On the other hand, American leaders in 1955 do not seem to have understood themselves
very well either.
As they sought Cold War victory through the application of pressure,
Eisenhower, Dulles, and others failed to appreciate the way their dreams did not match their
capabilities – failed to appreciate the arrogance of their expectations.
Conclusion
Let me conclude by saying that the weaknesses I am associating with American behaviour in
1955 remained evident through all of the fifty years that have passed since then. A failure to
understand adversaries; a failure to match objectives with capabilities; a failure to tame arrogance
when contemplating a choice between something and everything: surely this is not the first time
you have heard someone point to such characteristics in American thinking and American foreign
policy. They do not tell the whole story – but the story is very incomplete without them. Decades
of involvement in Vietnam bring the characteristics to mind again and again, for example. And
before, during, and after the painful Vietnam years, they are relevant to Washington’s choices with
respect to issues as diverse as Cuba and China.

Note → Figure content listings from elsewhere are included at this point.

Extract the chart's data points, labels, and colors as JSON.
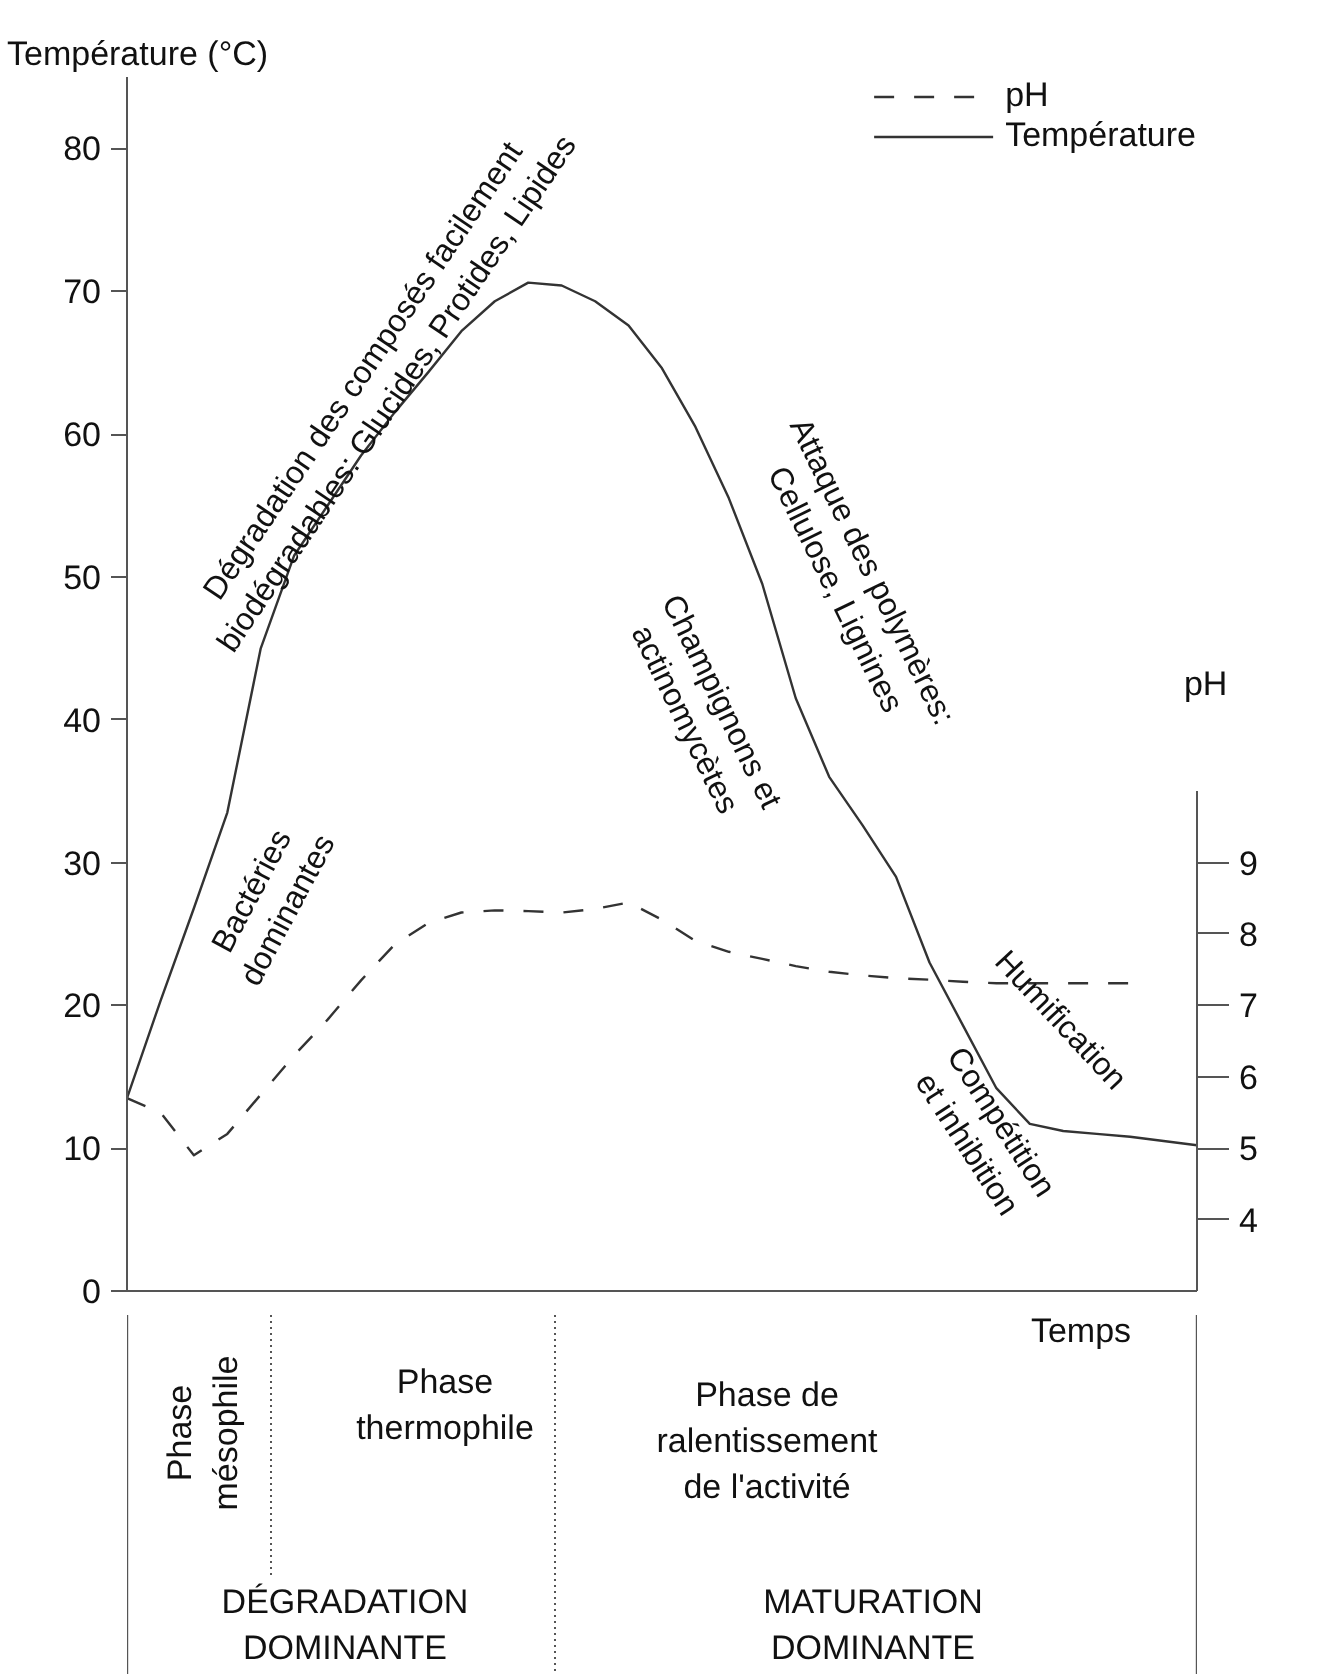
{
  "chart_data": [
    {
      "type": "line",
      "ylabel": "Température (°C)",
      "y2label": "pH",
      "categories": [
        null,
        null,
        null,
        null,
        null,
        null,
        null,
        null,
        null,
        null,
        null,
        null,
        null,
        null,
        null,
        null,
        null,
        null,
        null,
        null,
        null,
        null,
        null,
        null,
        null,
        null,
        null,
        null,
        null,
        null,
        null,
        null,
        null
      ],
      "ylim": [
        0,
        85
      ],
      "yticks": [
        0,
        10,
        20,
        30,
        40,
        50,
        60,
        70,
        80
      ],
      "y2lim": [
        3,
        20
      ],
      "y2ticks": [
        4,
        5,
        6,
        7,
        8,
        9
      ],
      "grid": false,
      "legend": "top right",
      "series": [
        {
          "name": "pH",
          "color": "#333333",
          "line_style": "dashed",
          "axis": "y2",
          "values": [
            5.7,
            5.5,
            4.9,
            5.2,
            5.75,
            6.3,
            6.8,
            7.35,
            7.85,
            8.15,
            8.3,
            8.33,
            8.32,
            8.3,
            8.35,
            8.44,
            8.2,
            7.9,
            7.75,
            7.65,
            7.55,
            7.47,
            7.42,
            7.38,
            7.36,
            7.33,
            7.31,
            7.31,
            7.31,
            7.31,
            7.31,
            null,
            null
          ]
        },
        {
          "name": "Température",
          "color": "#333333",
          "line_style": "solid",
          "values": [
            13.5,
            20.3,
            26.8,
            33.5,
            45,
            51.5,
            55,
            58.5,
            61.5,
            64.3,
            67.2,
            69.3,
            70.6,
            70.4,
            69.3,
            67.6,
            64.6,
            60.5,
            55.5,
            49.5,
            41.5,
            36,
            32.6,
            29,
            23,
            18.6,
            14.2,
            11.7,
            11.2,
            11,
            10.8,
            10.5,
            10.2
          ]
        }
      ],
      "annotations": [
        "Dégradation des composés facilement\nbiodégradables: Glucides, Protides, Lipides",
        "Bactéries\ndominantes",
        "Champignons et\nactinomycètes",
        "Attaque des polymères:\nCellulose, Lignines",
        "Humification",
        "Compétition\net inhibition"
      ]
    },
    {
      "type": "other",
      "annotations": [
        "Temps",
        "Phase\nmésophile",
        "Phase\nthermophile",
        "Phase de\nralentissement\nde l'activité",
        "DÉGRADATION\nDOMINANTE",
        "MATURATION\nDOMINANTE"
      ]
    }
  ]
}
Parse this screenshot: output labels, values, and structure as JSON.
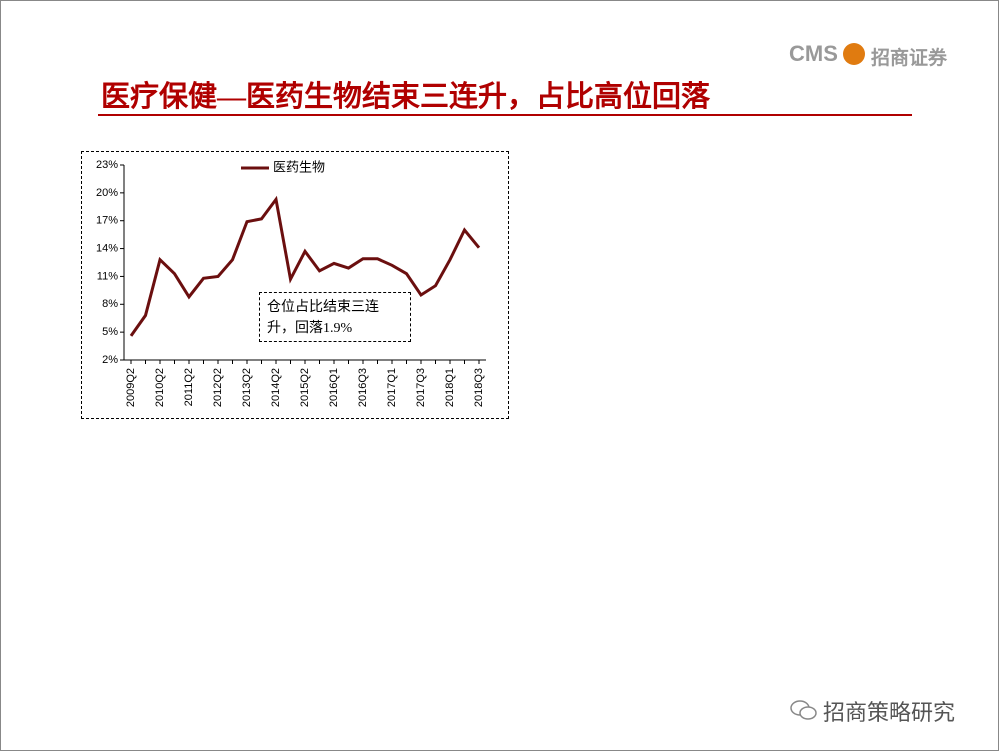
{
  "logo": {
    "brand": "CMS",
    "name": "招商证券"
  },
  "slide_title": "医疗保健—医药生物结束三连升，占比高位回落",
  "footer": "招商策略研究",
  "chart_data": {
    "type": "line",
    "categories": [
      "2009Q2",
      null,
      "2010Q2",
      null,
      "2011Q2",
      null,
      "2012Q2",
      null,
      "2013Q2",
      null,
      "2014Q2",
      null,
      "2015Q2",
      null,
      "2016Q1",
      null,
      "2016Q3",
      null,
      "2017Q1",
      null,
      "2017Q3",
      null,
      "2018Q1",
      null,
      "2018Q3"
    ],
    "series": [
      {
        "name": "医药生物",
        "color": "#6b0f0f",
        "values": [
          4.6,
          6.8,
          12.8,
          11.3,
          8.8,
          10.8,
          11.0,
          12.8,
          16.9,
          17.2,
          19.3,
          10.7,
          13.7,
          11.6,
          12.4,
          11.9,
          12.9,
          12.9,
          12.2,
          11.3,
          9.0,
          10.0,
          12.8,
          16.0,
          14.1
        ]
      }
    ],
    "ylim": [
      2,
      23
    ],
    "yticks": [
      {
        "value": 2,
        "label": "2%"
      },
      {
        "value": 5,
        "label": "5%"
      },
      {
        "value": 8,
        "label": "8%"
      },
      {
        "value": 11,
        "label": "11%"
      },
      {
        "value": 14,
        "label": "14%"
      },
      {
        "value": 17,
        "label": "17%"
      },
      {
        "value": 20,
        "label": "20%"
      },
      {
        "value": 23,
        "label": "23%"
      }
    ],
    "annotation": "仓位占比结束三连升，回落1.9%"
  }
}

And Iraq? Isn’t it especially disturbing to see how the present day brings us the most
extreme of all examples of the failure to develop subtle analysis and effective diplomacy? Has
there been a cohort of American policy makers more infatuated with arrogant posturing and
pressure tactics than the present Bush administration? (Wouldn’t some Bruckner provide a perfect
musical score for “Shock and Awe”?) Where Eisenhower and Dulles at least experienced a tug of
war between alternative impulses – even if they then gave in to a desire for total victory or pressure
as opposed to diplomacy – what can we make of leaders who seem to engage in no internal debate,
who seem self-righteously convinced that there is only one way to proceed? There have been high
prices to pay for such a mindset in the past. It is not pleasant to contemplate such questions on a
celebratory occasion like this one – but it is also difficult to ignore them.